Ingredients for - Pina Colada Cheesecake

1. Vanilla wafer crumbs 1 ¼ cups
2. Flaked coconut, toasted 1 cup
3. Butter OR margarine, melted ½ cup
4. DOLE® Pineapple Juice 1 (6 ounce) can
5. Unflavored gelatin 1 (.25 ounce) envelope
6. Cream cheese, softened 3 (8 ounce) packages
7. Sugar ¾ cup
8. Dark Jamaican rum* ¼ cup
9. Coconut or vanilla extract ¾ teaspoon
10. Frozen non-dairy whipped topping, thawed 2 cups
11. DOLE® Crushed Pineapple 1 (20 ounce) can
12. Cornstarch 1 tablespoon
13. Sugar 2 tablespoons
14. Toasted flaked coconut 1 teaspoon

How to cook deliciously - Pina Colada Cheesecake

1 . Stage

Combine crumbs, coconut and butter in medium bowl. Press mixture on bottom and sides of 8 or 9-inch springform pan. Chill.

2 . Stage

Pour juice into small saucepan. Sprinkle gelatin over juice; let stand 5 minutes to soften gelatin.

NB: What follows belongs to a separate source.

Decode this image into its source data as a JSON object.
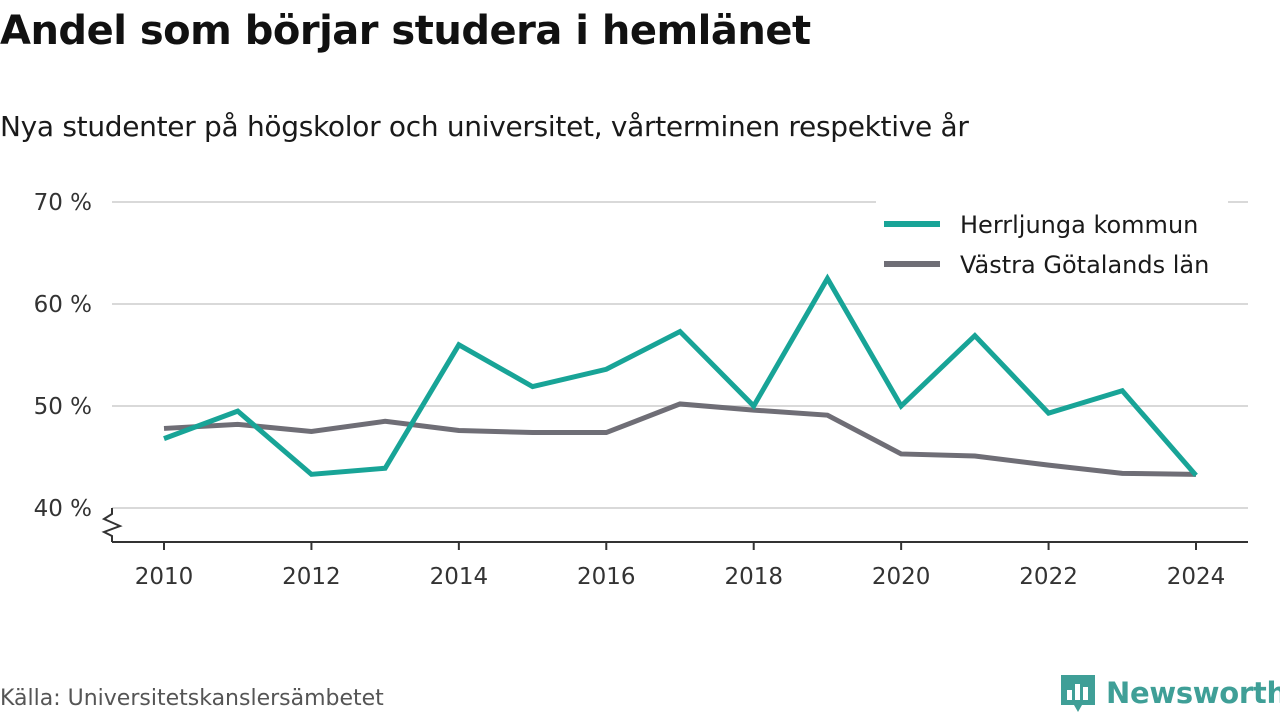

Cook and stir over medium heat until gelatin dissolves; remove from heat. Set aside.

3 . Stage

Beat together cream cheese and 3/4 cup sugar in large bowl until smooth. Beat in gelatin mixture until well blended. Beat in rum and coconut extract until smooth and blended. Gently fold in whipped topping. Spoon into prepared crust. Chill 6 hours or overnight until set.

4 . Stage

Combine undrained pineapple, cornstarch and remaining 2 tablespoons sugar in small saucepan. Cook and stir over medium heat until mixture boils and slightly thickens. Chill. Spoon over top of cheesecake before serving. Garnish with additional toasted coconut, if desired.